Charlotte Greensmith, Community Impact Coordinator - North, shares her experience attending her first co-creation project as part of our Darlington Hippodrome partnership
Earlier this month, I attended my first co-creation project since joining Orchestras Live. I had planned to sit and observe, seeing how Composer James Redwood and musicians from Royal Northern Sinfonia would work with participants to create a brand-new piece of music in just two days. However, as soon as I stepped foot into the room I was instantly invited to join in, and the next thing I knew, I had agreed to dust off my grade 4 violin skills following a 10-year hiatus! It was clear that no one was to be sat on the side lines.
Experiencing the co-creative process alongside the participants allowed me to see how each musician’s confidence gradually increased over the sessions, seeing them want to share their musical ideas as they became more comfortable with the creative freedom co-creation brings. Additionally, I was able to spend time building genuine relationships with the young people. This meant that despite the short time that we were together, I was able to gather valuable in-the-moment feedback from the participants.
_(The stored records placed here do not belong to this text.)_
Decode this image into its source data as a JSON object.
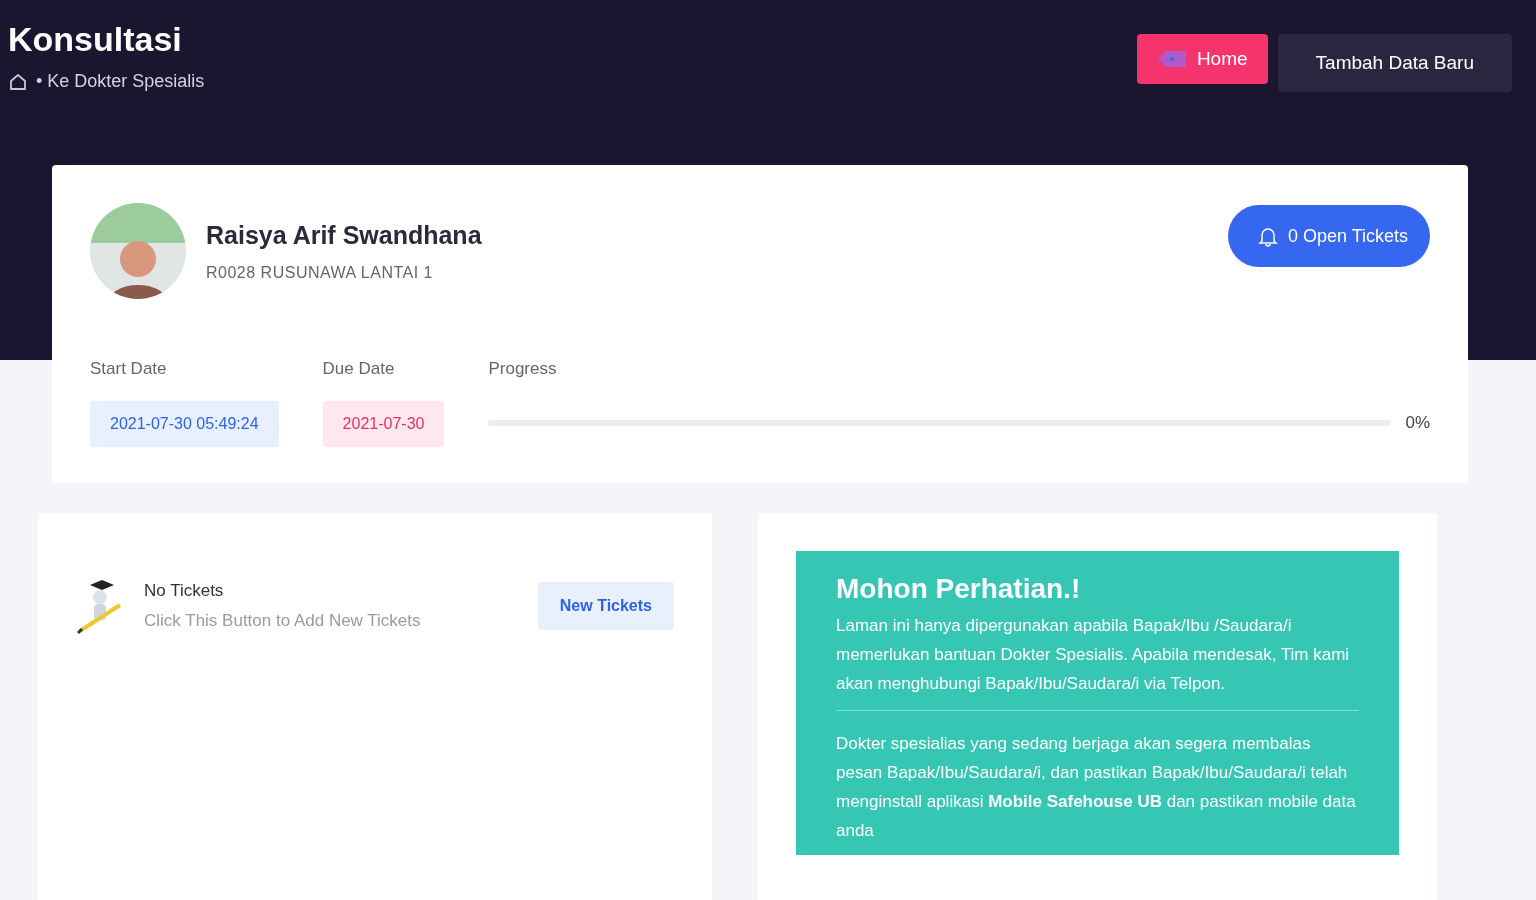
{
  "header": {
    "title": "Konsultasi",
    "breadcrumb": "• Ke Dokter Spesialis"
  },
  "header_buttons": [
    {
      "label": "Home",
      "kind": "primary"
    },
    {
      "label": "Tambah Data Baru",
      "kind": "secondary"
    }
  ],
  "profile": {
    "name": "Raisya Arif Swandhana",
    "location": "R0028 RUSUNAWA LANTAI 1",
    "tickets_button": "0 Open Tickets"
  },
  "dates": [
    {
      "label": "Start Date",
      "value": "2021-07-30 05:49:24",
      "kind": "start"
    },
    {
      "label": "Due Date",
      "value": "2021-07-30",
      "kind": "due"
    }
  ],
  "progress": {
    "label": "Progress",
    "level": 0,
    "reading": "0%"
  },
  "tickets_panel": {
    "title": "No Tickets",
    "subtitle": "Click This Button to Add New Tickets",
    "button": "New Tickets"
  },
  "notice": {
    "title": "Mohon Perhatian.!",
    "paragraphs": [
      "Laman ini hanya dipergunakan apabila Bapak/Ibu /Saudara/i memerlukan bantuan Dokter Spesialis. Apabila mendesak, Tim kami akan menghubungi Bapak/Ibu/Saudara/i via Telpon.",
      "Dokter spesialias yang sedang berjaga akan segera membalas pesan Bapak/Ibu/Saudara/i, dan pastikan Bapak/Ibu/Saudara/i telah menginstall aplikasi **Mobile Safehouse UB** dan pastikan mobile data anda"
    ]
  }
}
Building deeper and more impactful relationships with the communities that we work with is a crucial part of my role, and playing alongside the participants allowed me to do just that. By participating in the co-creation process first hand, I have gained a vital insight into how participants connect with the experience, providing valuable learning to ensure that projects are always centred on the communities that we work with.
Although I won’t be able to attend every workshop in every project, it made me consider how we approach relationship building with young people. By showing my own musical vulnerability, the young people felt more willing to trust both myself, and the openness of the co-creation project.